Publication information
- Publisher: Lev Gleason Image comics
- First appearance: Boy Comics #3 (April 1942)
- Created by: Charles Biro, Bob Wood

In-story information
- Alter ego: Chuck Chandler
- Abilities: military cadet training

= Crimebuster (Boy Comics) =

Comic book hero

Crimebuster (Chuck Chandler) is a fictional boy hero, appearing as the lead feature in Boy Comics in the 1940s and 1950s. Dressed in a hockey uniform and cape, and accompanied by a performing monkey named Squeeks, he fights crime to avenge his parents' deaths. He is described by Joe Brancetelli in The World Encyclopedia of Comics as "a hero, yes, but first a boy... arguably the best-handled boy's adventure feature ever to appear in comics." Some sources credit the character solely to Charles Biro; others co-credit Bob Wood, co-credited on the first cover of the new Boy Comics title.

==Publication history==
Crimebuster was introduced in Boy Comics #3 (April 1942, the first issue of the periodical following a revamp, after two issues as Captain Battle Jr.). In that issue the character's father, a heroic war correspondent, is killed by a Nazi criminal called Iron Jaw (due to his metallic prosthetic lower face). Iron Jaw has also abducted Chuck's mother, so the boy travels to France to rescue her, but during their escape she is killed by Germans. Chuck adds his military school's cape to the contemporary hockey uniform he is wearing at the time this adventure begins (which conveniently features the school's initial "C" on the chest), and takes on the name "Crimebuster".

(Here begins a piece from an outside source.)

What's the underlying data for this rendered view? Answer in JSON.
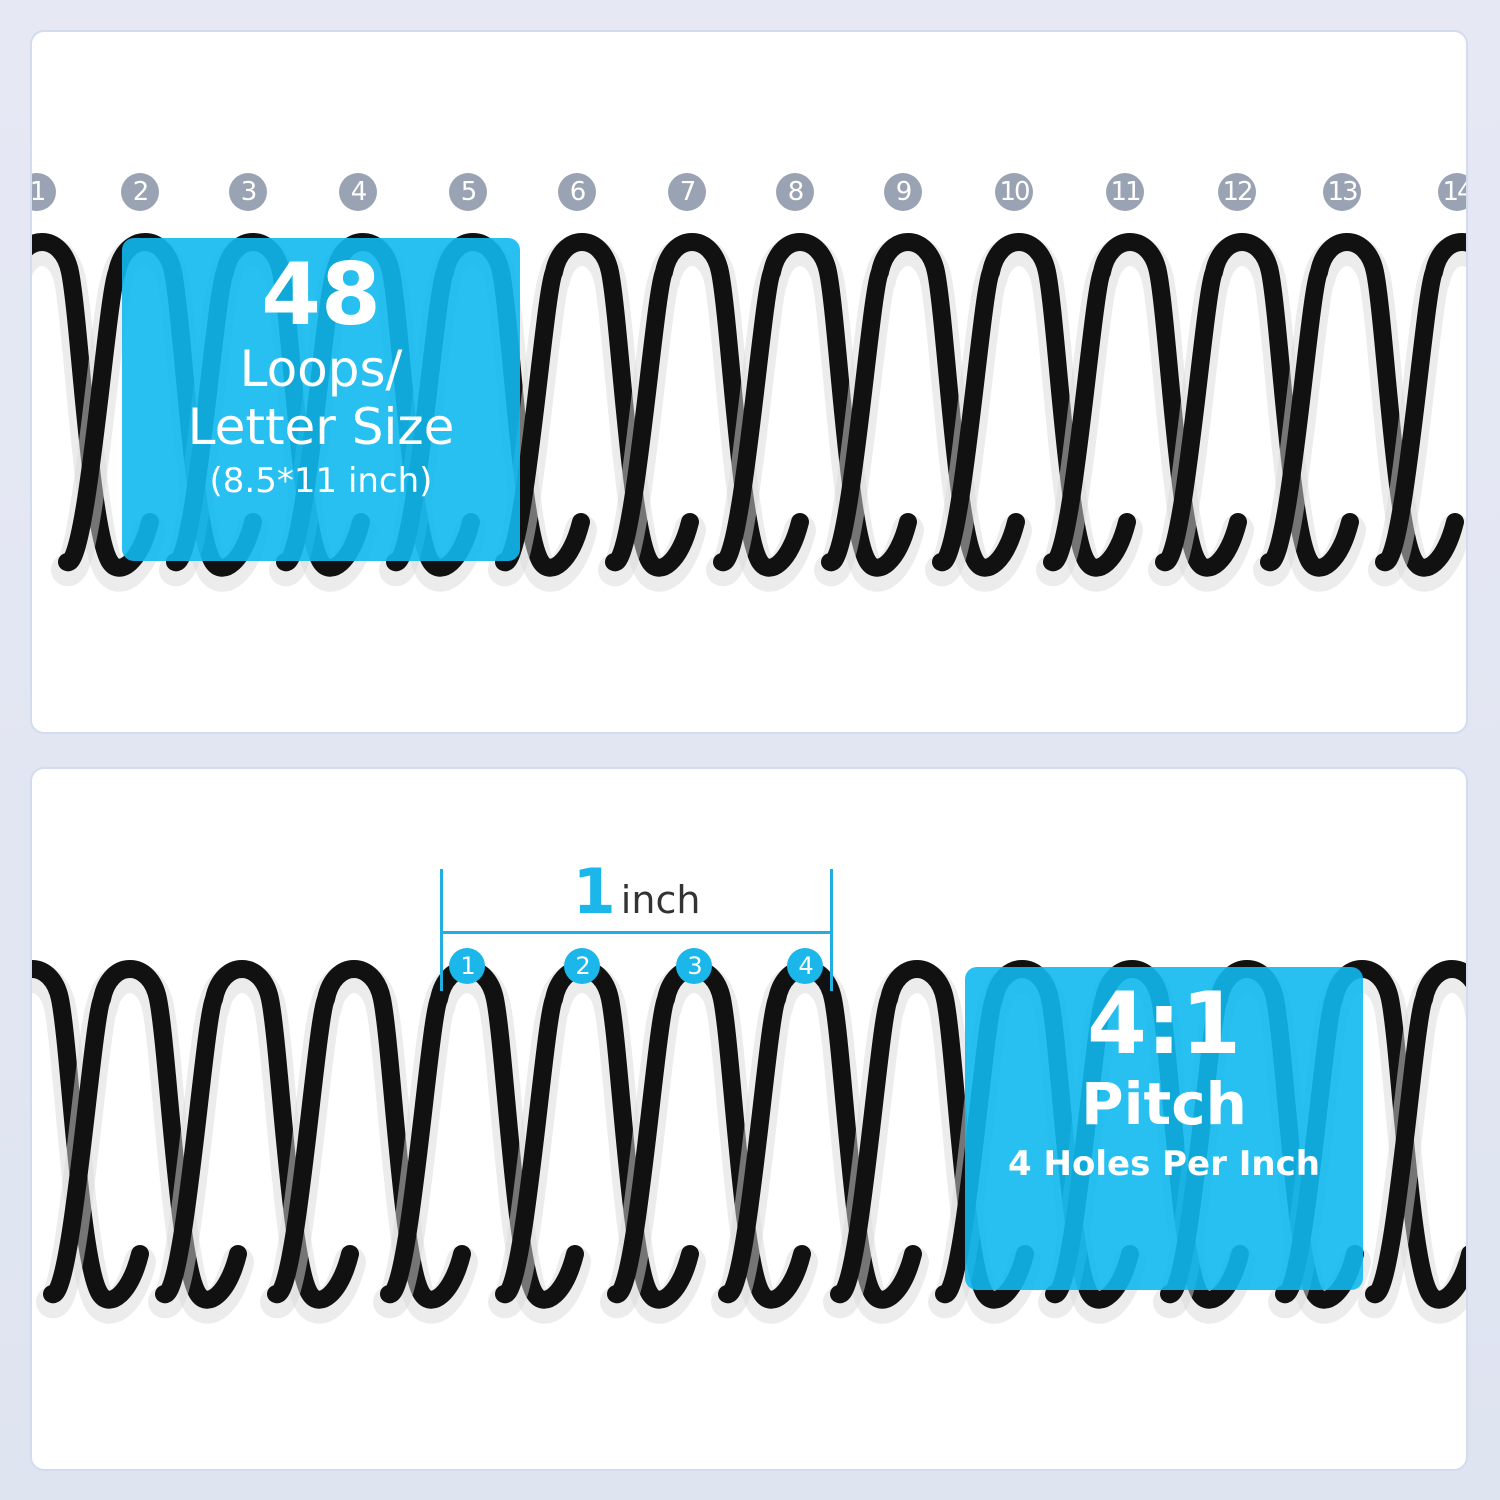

He pursues Iron Jaw until issue #15, in which the character is killed, but continues his crusade. (Iron Jaw returns later in the series.) Chuck also tangles with a hermaphroditic serial killer named the He-She in issue #9.

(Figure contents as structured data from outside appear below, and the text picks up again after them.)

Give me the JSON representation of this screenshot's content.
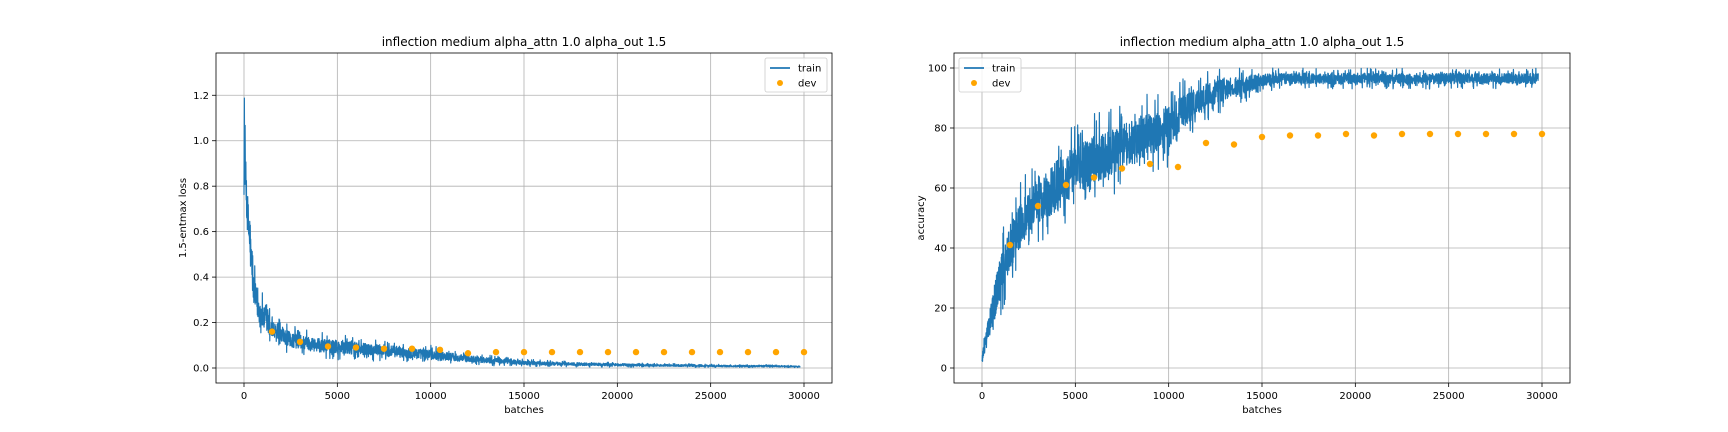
{
  "chart_data": [
    {
      "type": "line",
      "title": "inflection medium alpha_attn 1.0 alpha_out 1.5",
      "xlabel": "batches",
      "ylabel": "1.5-entmax loss",
      "xlim": [
        -1500,
        31500
      ],
      "ylim": [
        -0.066,
        1.386
      ],
      "xticks": [
        0,
        5000,
        10000,
        15000,
        20000,
        25000,
        30000
      ],
      "yticks": [
        0.0,
        0.2,
        0.4,
        0.6,
        0.8,
        1.0,
        1.2
      ],
      "ytick_labels": [
        "0.0",
        "0.2",
        "0.4",
        "0.6",
        "0.8",
        "1.0",
        "1.2"
      ],
      "grid": true,
      "legend_position": "top-right",
      "series": [
        {
          "name": "train",
          "kind": "line",
          "color": "#1f77b4",
          "envelope": {
            "x": [
              0,
              50,
              150,
              300,
              500,
              800,
              1200,
              1600,
              2000,
              2500,
              3000,
              4000,
              5000,
              6000,
              7000,
              8000,
              9000,
              10000,
              11000,
              12000,
              13000,
              14000,
              15000,
              16000,
              18000,
              20000,
              22000,
              24000,
              26000,
              28000,
              29800
            ],
            "low": [
              0.75,
              0.7,
              0.55,
              0.38,
              0.22,
              0.14,
              0.1,
              0.08,
              0.07,
              0.06,
              0.05,
              0.04,
              0.035,
              0.03,
              0.03,
              0.025,
              0.02,
              0.02,
              0.015,
              0.012,
              0.01,
              0.008,
              0.006,
              0.005,
              0.004,
              0.003,
              0.003,
              0.002,
              0.002,
              0.002,
              0.002
            ],
            "high": [
              1.32,
              1.1,
              0.9,
              0.75,
              0.48,
              0.36,
              0.3,
              0.24,
              0.21,
              0.19,
              0.18,
              0.16,
              0.15,
              0.14,
              0.13,
              0.12,
              0.11,
              0.1,
              0.085,
              0.07,
              0.06,
              0.05,
              0.04,
              0.035,
              0.03,
              0.025,
              0.02,
              0.02,
              0.015,
              0.015,
              0.01
            ]
          }
        },
        {
          "name": "dev",
          "kind": "scatter",
          "color": "#ffa500",
          "x": [
            1500,
            3000,
            4500,
            6000,
            7500,
            9000,
            10500,
            12000,
            13500,
            15000,
            16500,
            18000,
            19500,
            21000,
            22500,
            24000,
            25500,
            27000,
            28500,
            30000
          ],
          "y": [
            0.16,
            0.115,
            0.095,
            0.09,
            0.085,
            0.085,
            0.08,
            0.065,
            0.07,
            0.07,
            0.07,
            0.07,
            0.07,
            0.07,
            0.07,
            0.07,
            0.07,
            0.07,
            0.07,
            0.07
          ]
        }
      ]
    },
    {
      "type": "line",
      "title": "inflection medium alpha_attn 1.0 alpha_out 1.5",
      "xlabel": "batches",
      "ylabel": "accuracy",
      "xlim": [
        -1500,
        31500
      ],
      "ylim": [
        -5,
        105
      ],
      "xticks": [
        0,
        5000,
        10000,
        15000,
        20000,
        25000,
        30000
      ],
      "yticks": [
        0,
        20,
        40,
        60,
        80,
        100
      ],
      "ytick_labels": [
        "0",
        "20",
        "40",
        "60",
        "80",
        "100"
      ],
      "grid": true,
      "legend_position": "top-left",
      "series": [
        {
          "name": "train",
          "kind": "line",
          "color": "#1f77b4",
          "envelope": {
            "x": [
              0,
              200,
              500,
              1000,
              1500,
              2000,
              2500,
              3000,
              4000,
              5000,
              6000,
              7000,
              8000,
              9000,
              10000,
              10500,
              11000,
              12000,
              13000,
              14000,
              15000,
              16000,
              18000,
              20000,
              22000,
              24000,
              26000,
              28000,
              29800
            ],
            "low": [
              0,
              3,
              8,
              15,
              25,
              32,
              38,
              40,
              43,
              50,
              54,
              57,
              60,
              64,
              66,
              72,
              76,
              82,
              86,
              88,
              92,
              93,
              93,
              93,
              93,
              93,
              93,
              93,
              93
            ],
            "high": [
              5,
              14,
              28,
              45,
              55,
              62,
              67,
              72,
              78,
              82,
              85,
              87,
              90,
              92,
              94,
              96,
              97,
              99,
              100,
              100,
              100,
              100,
              100,
              100,
              100,
              100,
              100,
              100,
              100
            ]
          }
        },
        {
          "name": "dev",
          "kind": "scatter",
          "color": "#ffa500",
          "x": [
            1500,
            3000,
            4500,
            6000,
            7500,
            9000,
            10500,
            12000,
            13500,
            15000,
            16500,
            18000,
            19500,
            21000,
            22500,
            24000,
            25500,
            27000,
            28500,
            30000
          ],
          "y": [
            41,
            54,
            61,
            63.5,
            66.5,
            68,
            67,
            75,
            74.5,
            77,
            77.5,
            77.5,
            78,
            77.5,
            78,
            78,
            78,
            78,
            78,
            78
          ]
        }
      ]
    }
  ]
}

Although his initial adventures focused on his "crimebusting" agenda, as the superhero genre became less popular, stories focused more on the character's school life. With the war over, the school changed from Custer Military Academy to Curtis High School. He stopped wearing the costume, explained in-story by a girl suggesting that it looked silly. He dropped the "Crimebuster" name altogether after issue #111 (May 1955) (his friends continued to call him "C.B.") when the Comics Code Authority – with its restrictions on the use of the word "crime" – was established. He continued as "Chuck Chandler" until Boy Comics ceased publication, with issue #119 (March 1956).

The character was revived briefly in 1990 by AC Comics, a publisher focusing on Golden Age superheroes, in their series Femforce.

== In popular culture ==
The cover of Rage Against the Machine's album Evil Empire features a painting by Mel Ramos of a boy costumed as Crimebuster, with the letter on his chest changed to a lowercase "e".